The Neuronal Ceroid Lipofuscinoses (NCLs) – commonly referred to as Batten Disease – are several different life-limiting neurodegenerative diseases that share similar features. Although the disease was initially recognised in 1903 by Dr Frederik Batten, it wasn’t until 1995 that the first genes causing Batten Disease were identified. Since then, over 400 mutations in 13 different genes have been described that cause the various forms of Batten Disease. There are three recognised forms of Batten’s, classified according to the gene identified as the cause:
- CLN1 disease (infantile)
- CLN2 disease (late-infantile)
- CLN3 disease (juvenile)
Who is affected?
The Batten Disease Family Association estimate that approximately 11 – 17 children, young people and adults are diagnosed with a form of the disease each year; meaning there are between 100 – 150 affected individuals currently living with Batten Disease in the UK. The effect on the wider family, however, is incomprehensible. Batten Disease is so rare that most health and social care professionals will have little – if any – experience of what is required to support a family in all aspects of their lives.
What is the prognosis?
There are various differences in terms of the progression of each form; however a number of shared symptoms will inevitably occur in an individual’s journey with the disease.

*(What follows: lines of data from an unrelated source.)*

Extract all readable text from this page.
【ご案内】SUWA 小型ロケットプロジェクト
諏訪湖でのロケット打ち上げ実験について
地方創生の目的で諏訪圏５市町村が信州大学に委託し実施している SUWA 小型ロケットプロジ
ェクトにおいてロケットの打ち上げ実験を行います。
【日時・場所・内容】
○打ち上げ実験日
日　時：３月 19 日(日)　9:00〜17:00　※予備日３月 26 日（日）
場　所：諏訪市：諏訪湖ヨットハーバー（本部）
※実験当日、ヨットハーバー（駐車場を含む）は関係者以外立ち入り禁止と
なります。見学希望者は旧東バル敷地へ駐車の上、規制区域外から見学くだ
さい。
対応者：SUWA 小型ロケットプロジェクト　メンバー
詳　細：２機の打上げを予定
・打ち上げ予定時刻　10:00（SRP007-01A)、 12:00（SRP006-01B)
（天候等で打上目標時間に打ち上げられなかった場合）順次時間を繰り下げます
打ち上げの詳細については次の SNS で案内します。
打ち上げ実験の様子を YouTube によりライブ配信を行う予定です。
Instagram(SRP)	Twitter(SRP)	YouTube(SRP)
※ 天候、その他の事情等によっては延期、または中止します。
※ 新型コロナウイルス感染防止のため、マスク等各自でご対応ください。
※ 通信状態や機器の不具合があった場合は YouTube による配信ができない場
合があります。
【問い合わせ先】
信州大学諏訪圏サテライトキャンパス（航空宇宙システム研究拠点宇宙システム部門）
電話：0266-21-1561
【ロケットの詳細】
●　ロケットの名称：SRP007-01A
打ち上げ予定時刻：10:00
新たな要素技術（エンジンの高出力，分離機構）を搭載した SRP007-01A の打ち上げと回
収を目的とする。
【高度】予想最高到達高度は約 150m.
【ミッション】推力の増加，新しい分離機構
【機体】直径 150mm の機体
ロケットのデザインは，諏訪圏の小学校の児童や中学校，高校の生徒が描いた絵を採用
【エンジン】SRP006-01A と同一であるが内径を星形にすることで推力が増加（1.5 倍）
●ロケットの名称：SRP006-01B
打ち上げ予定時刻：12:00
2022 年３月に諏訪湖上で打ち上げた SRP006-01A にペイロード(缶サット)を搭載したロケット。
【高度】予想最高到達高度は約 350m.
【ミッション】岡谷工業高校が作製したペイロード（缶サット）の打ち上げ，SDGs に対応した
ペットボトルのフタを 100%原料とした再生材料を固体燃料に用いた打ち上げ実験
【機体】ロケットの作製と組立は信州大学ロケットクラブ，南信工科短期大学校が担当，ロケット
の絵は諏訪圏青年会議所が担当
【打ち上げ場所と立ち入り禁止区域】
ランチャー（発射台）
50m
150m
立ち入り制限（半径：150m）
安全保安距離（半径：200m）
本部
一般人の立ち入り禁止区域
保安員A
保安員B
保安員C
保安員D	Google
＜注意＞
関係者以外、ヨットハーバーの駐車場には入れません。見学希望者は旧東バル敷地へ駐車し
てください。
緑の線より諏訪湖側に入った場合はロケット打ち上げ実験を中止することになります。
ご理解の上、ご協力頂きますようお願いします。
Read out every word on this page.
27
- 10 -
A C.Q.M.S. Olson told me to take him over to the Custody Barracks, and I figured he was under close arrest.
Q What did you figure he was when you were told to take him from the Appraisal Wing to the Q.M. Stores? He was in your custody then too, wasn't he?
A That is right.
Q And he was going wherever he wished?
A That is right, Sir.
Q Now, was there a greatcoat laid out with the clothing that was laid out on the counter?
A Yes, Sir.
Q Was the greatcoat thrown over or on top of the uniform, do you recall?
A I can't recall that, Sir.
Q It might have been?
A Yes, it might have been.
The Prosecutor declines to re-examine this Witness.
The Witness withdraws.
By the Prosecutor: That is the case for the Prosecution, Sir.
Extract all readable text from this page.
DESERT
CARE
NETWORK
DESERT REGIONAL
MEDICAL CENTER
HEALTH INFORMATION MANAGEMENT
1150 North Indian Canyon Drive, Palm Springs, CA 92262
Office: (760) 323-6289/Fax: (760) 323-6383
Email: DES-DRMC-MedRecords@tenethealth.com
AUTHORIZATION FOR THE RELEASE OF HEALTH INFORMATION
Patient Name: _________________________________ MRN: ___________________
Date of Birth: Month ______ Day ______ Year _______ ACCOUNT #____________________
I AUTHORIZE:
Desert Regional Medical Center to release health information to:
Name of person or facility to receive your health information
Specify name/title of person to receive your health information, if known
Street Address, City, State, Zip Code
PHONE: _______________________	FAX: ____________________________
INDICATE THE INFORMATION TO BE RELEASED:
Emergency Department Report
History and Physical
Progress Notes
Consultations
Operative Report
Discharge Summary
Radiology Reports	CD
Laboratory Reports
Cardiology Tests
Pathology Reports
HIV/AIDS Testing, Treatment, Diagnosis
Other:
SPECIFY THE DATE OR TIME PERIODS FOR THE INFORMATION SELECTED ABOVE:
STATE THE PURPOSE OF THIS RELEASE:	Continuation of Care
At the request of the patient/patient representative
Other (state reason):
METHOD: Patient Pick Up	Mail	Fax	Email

These include:
- Increasing visual impairment, resulting in blindness
- Complex epilepsy with severe seizures that are difficult to control
- Jerking of limbs
- Difficulty in sleeping
- The decline of speech, language and swallowing skills
- The deterioration of fine and gross motor skills causing the loss of mobility.
Ultimately the child or young person will become totally dependent on families and carers for all of their needs. Other commonly-seen symptoms are hallucinations, memory loss and challenging behaviour. Death is inevitable and, depending on the specific diagnosis, may occur anywhere between early childhood and young adulthood.